Most players, ourselves included, believe that EA's recently launched Online Pass system was designed to thwart second hand game sales. It has been a year since its launch now, and EA has released the first details about its success.
The Online Pass system gives access to online multiplayer and other features to the first purchaser of the game through a one-time code. Subsequent second-hand buyers have to those codes for money if they wish to access those features. EA argues that this is an added bonus for the first purchaser, but gamers believe that this is a way to extort second hand buyers.
"The revenues we derive from that haven't been dramatic," EA CFO Eric Brown said during the Citi 2011 Tech Conference. "I'd say they're in the $10-$15 million range since we initiated the program."

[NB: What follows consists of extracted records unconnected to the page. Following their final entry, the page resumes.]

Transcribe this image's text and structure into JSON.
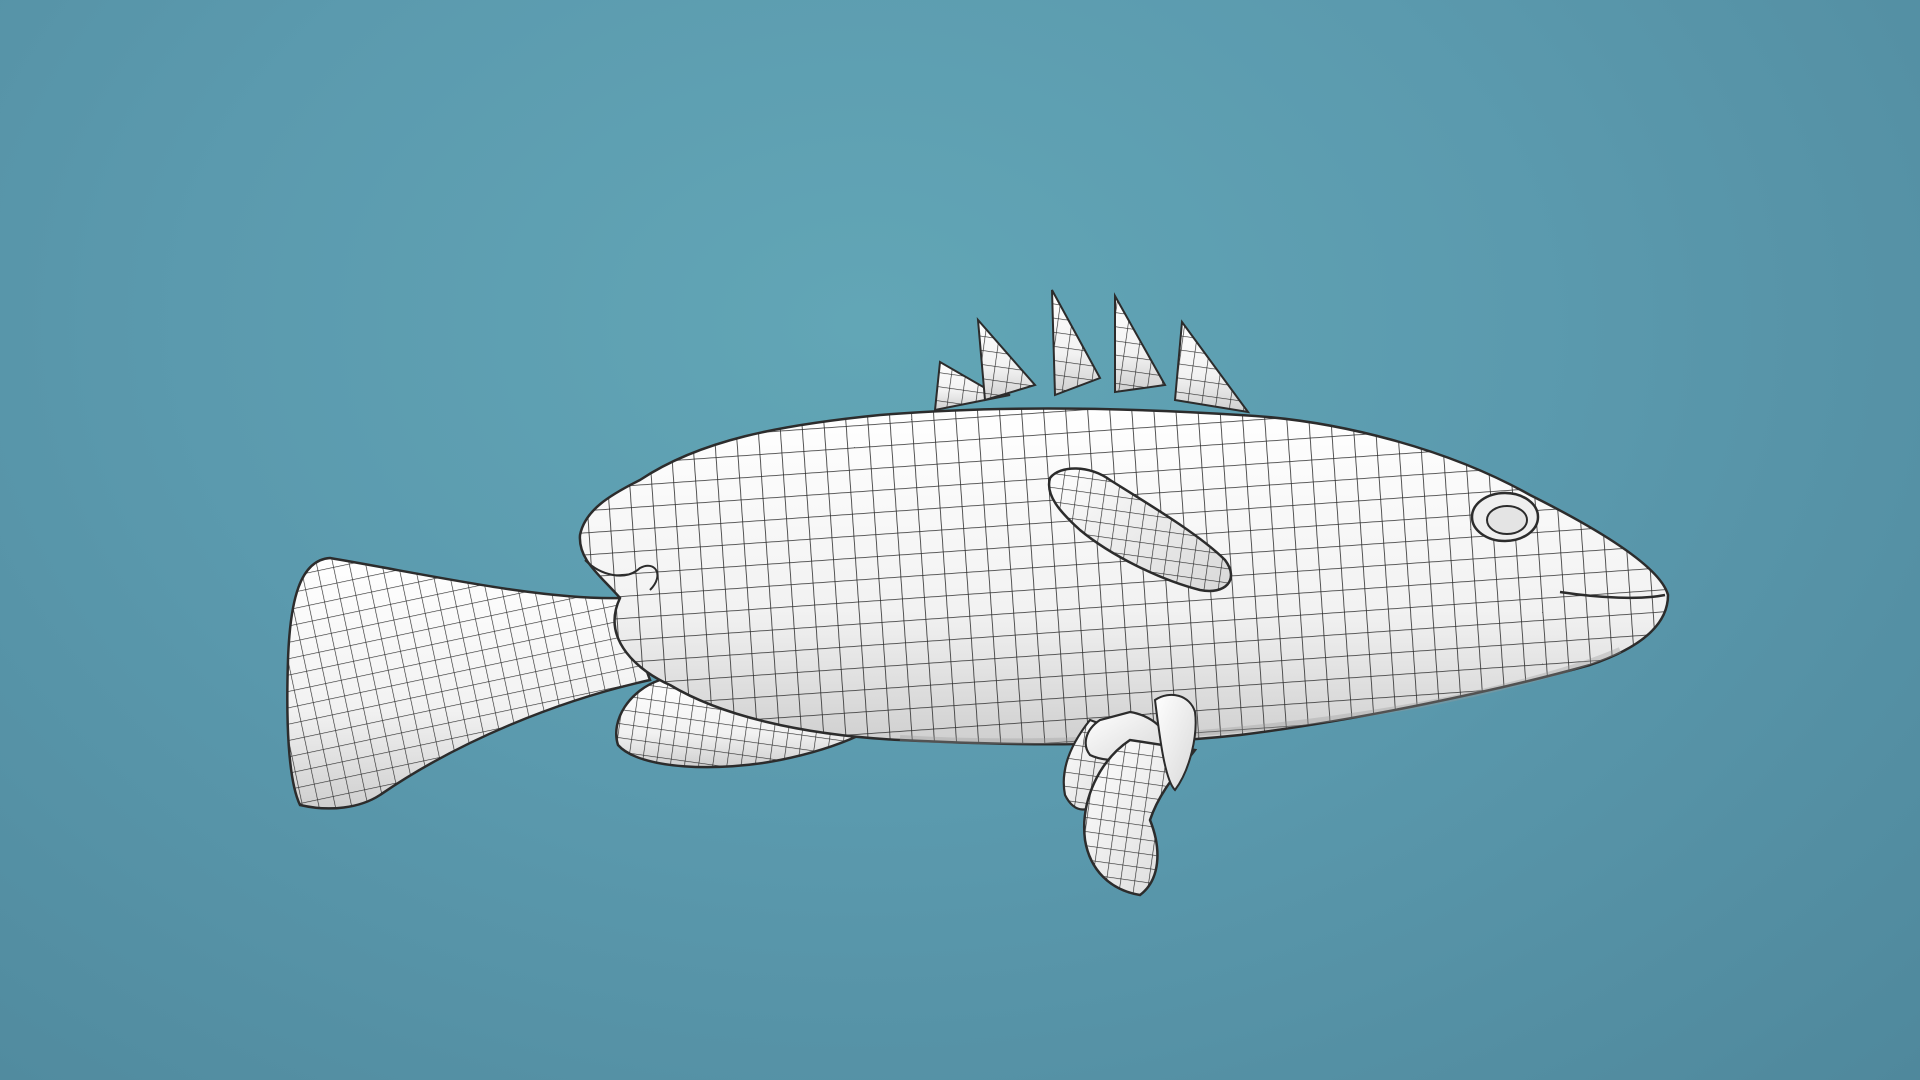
{
  "scene": {
    "background_color": "#5b9aae",
    "mesh_fill_color": "#f4f4f4",
    "wire_color": "#2c2c2c",
    "subject": "fish-wireframe-model"
  }
}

$15 million might be small fry to a company in EA's size, but it is still a lot of money; specially that it comes with almost no added cost on the company. Brown described it as a "found revenue" that comes from available bandwidth that has been "consumed for free" till now.

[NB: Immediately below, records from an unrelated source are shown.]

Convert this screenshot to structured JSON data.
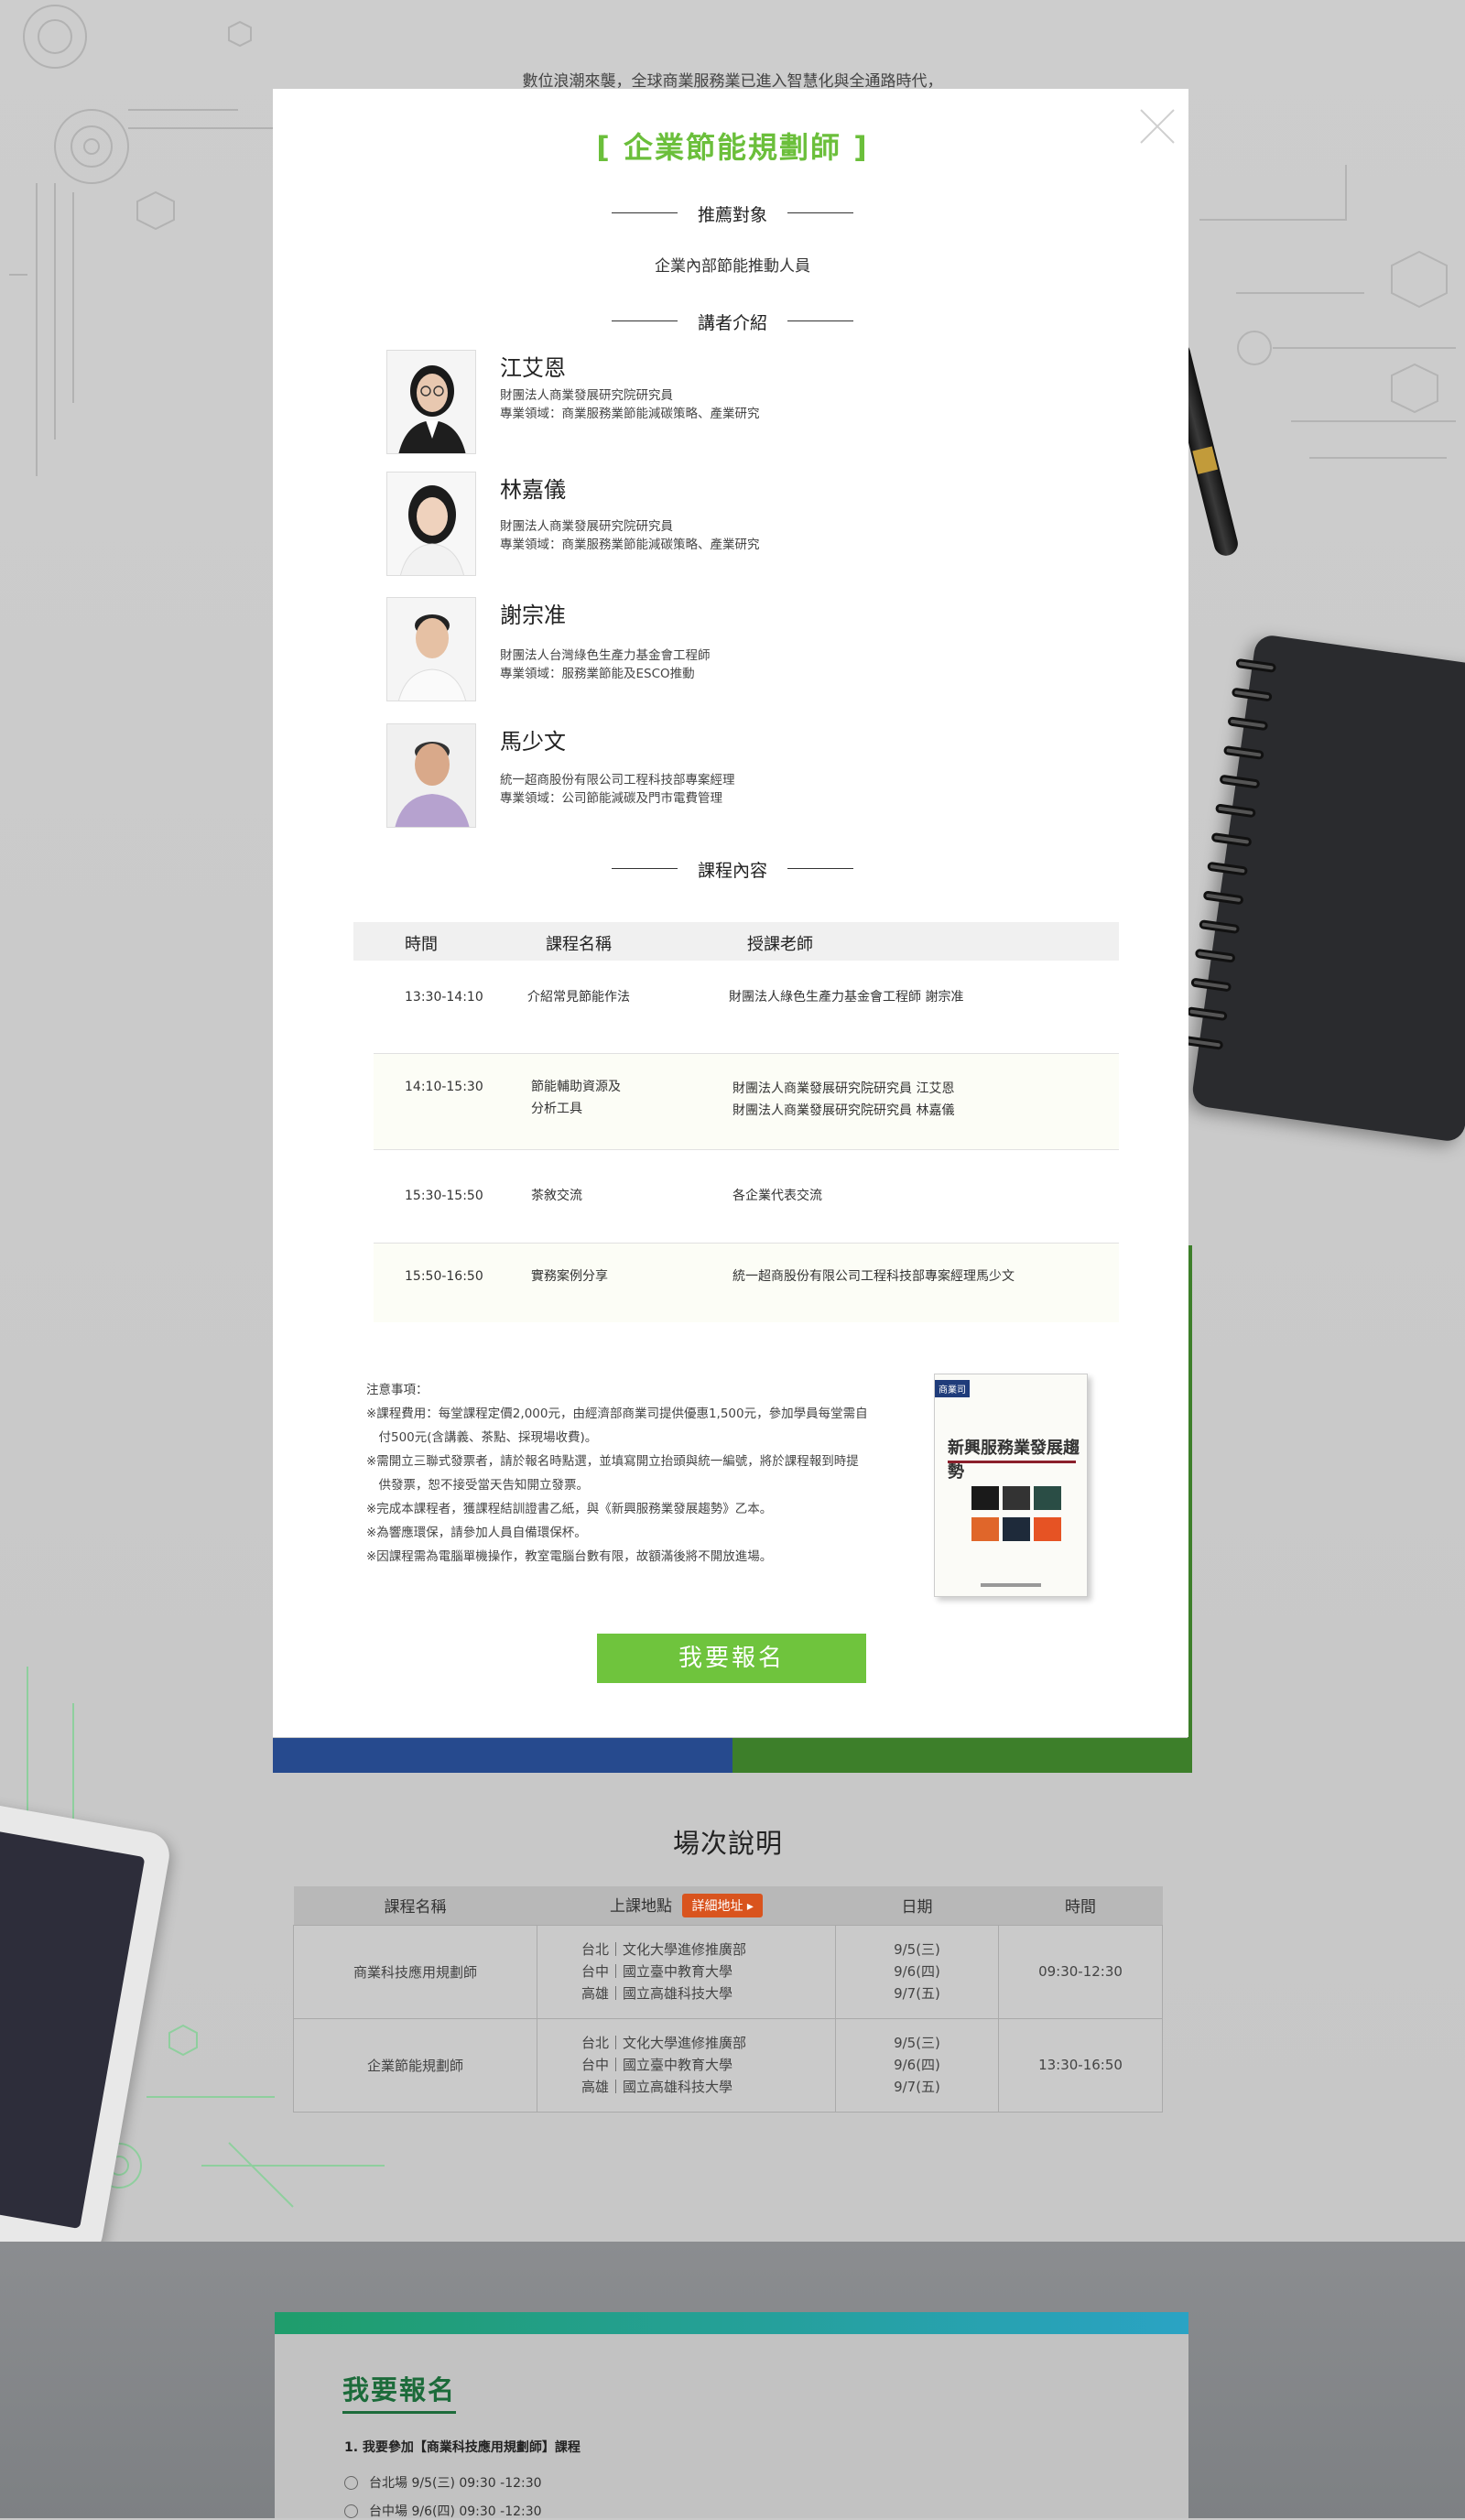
{
  "background": {
    "intro_text": "數位浪潮來襲，全球商業服務業已進入智慧化與全通路時代，"
  },
  "modal": {
    "title": "[ 企業節能規劃師 ]",
    "audience_heading": "推薦對象",
    "audience_text": "企業內部節能推動人員",
    "speakers_heading": "講者介紹",
    "speakers": [
      {
        "name": "江艾恩",
        "line1": "財團法人商業發展研究院研究員",
        "line2": "專業領域：商業服務業節能減碳策略、產業研究"
      },
      {
        "name": "林嘉儀",
        "line1": "財團法人商業發展研究院研究員",
        "line2": "專業領域：商業服務業節能減碳策略、產業研究"
      },
      {
        "name": "謝宗准",
        "line1": "財團法人台灣綠色生產力基金會工程師",
        "line2": "專業領域：服務業節能及ESCO推動"
      },
      {
        "name": "馬少文",
        "line1": "統一超商股份有限公司工程科技部專案經理",
        "line2": "專業領域：公司節能減碳及門市電費管理"
      }
    ],
    "course_heading": "課程內容",
    "course_table": {
      "headers": [
        "時間",
        "課程名稱",
        "授課老師"
      ],
      "rows": [
        {
          "time": "13:30-14:10",
          "name1": "介紹常見節能作法",
          "name2": "",
          "teacher1": "財團法人綠色生產力基金會工程師 謝宗准",
          "teacher2": ""
        },
        {
          "time": "14:10-15:30",
          "name1": "節能輔助資源及",
          "name2": "分析工具",
          "teacher1": "財團法人商業發展研究院研究員 江艾恩",
          "teacher2": "財團法人商業發展研究院研究員 林嘉儀"
        },
        {
          "time": "15:30-15:50",
          "name1": "茶敘交流",
          "name2": "",
          "teacher1": "各企業代表交流",
          "teacher2": ""
        },
        {
          "time": "15:50-16:50",
          "name1": "實務案例分享",
          "name2": "",
          "teacher1": "統一超商股份有限公司工程科技部專案經理馬少文",
          "teacher2": ""
        }
      ]
    },
    "notes": {
      "title": "注意事項：",
      "items": [
        "※課程費用：每堂課程定價2,000元，由經濟部商業司提供優惠1,500元，參加學員每堂需自",
        "　付500元(含講義、茶點、採現場收費)。",
        "※需開立三聯式發票者，請於報名時點選，並填寫開立抬頭與統一編號，將於課程報到時提",
        "　供發票，恕不接受當天告知開立發票。",
        "※完成本課程者，獲課程結訓證書乙紙，與《新興服務業發展趨勢》乙本。",
        "※為響應環保，請參加人員自備環保杯。",
        "※因課程需為電腦單機操作，教室電腦台數有限，故額滿後將不開放進場。"
      ]
    },
    "book": {
      "badge": "商業司",
      "title": "新興服務業發展趨勢"
    },
    "signup_label": "我要報名",
    "close_icon": "close-icon"
  },
  "sessions": {
    "title": "場次說明",
    "headers": {
      "course": "課程名稱",
      "location": "上課地點",
      "address_button": "詳細地址 ▸",
      "date": "日期",
      "time": "時間"
    },
    "rows": [
      {
        "course": "商業科技應用規劃師",
        "loc1": "台北｜文化大學進修推廣部",
        "loc2": "台中｜國立臺中教育大學",
        "loc3": "高雄｜國立高雄科技大學",
        "d1": "9/5(三)",
        "d2": "9/6(四)",
        "d3": "9/7(五)",
        "time": "09:30-12:30"
      },
      {
        "course": "企業節能規劃師",
        "loc1": "台北｜文化大學進修推廣部",
        "loc2": "台中｜國立臺中教育大學",
        "loc3": "高雄｜國立高雄科技大學",
        "d1": "9/5(三)",
        "d2": "9/6(四)",
        "d3": "9/7(五)",
        "time": "13:30-16:50"
      }
    ]
  },
  "registration": {
    "title": "我要報名",
    "question": "1. 我要參加【商業科技應用規劃師】課程",
    "options": [
      "台北場 9/5(三) 09:30 -12:30",
      "台中場 9/6(四) 09:30 -12:30"
    ]
  },
  "colors": {
    "accent_green": "#6fc43d",
    "title_green": "#6bbf3b",
    "address_orange": "#d9541e"
  }
}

For contrast, Take-Two believes that it is better to reward first hand buyers than to punish second hand ones. "You don't want to use a stick punishing users for buying used, you want to give them a reason to buy new. You want to create something that's of benefit to consumers," Take-Two CEO Strauss Zelnick said last year. "By letting consumers know there is more stuff to come, it stands to reason they'd hang on to their titles."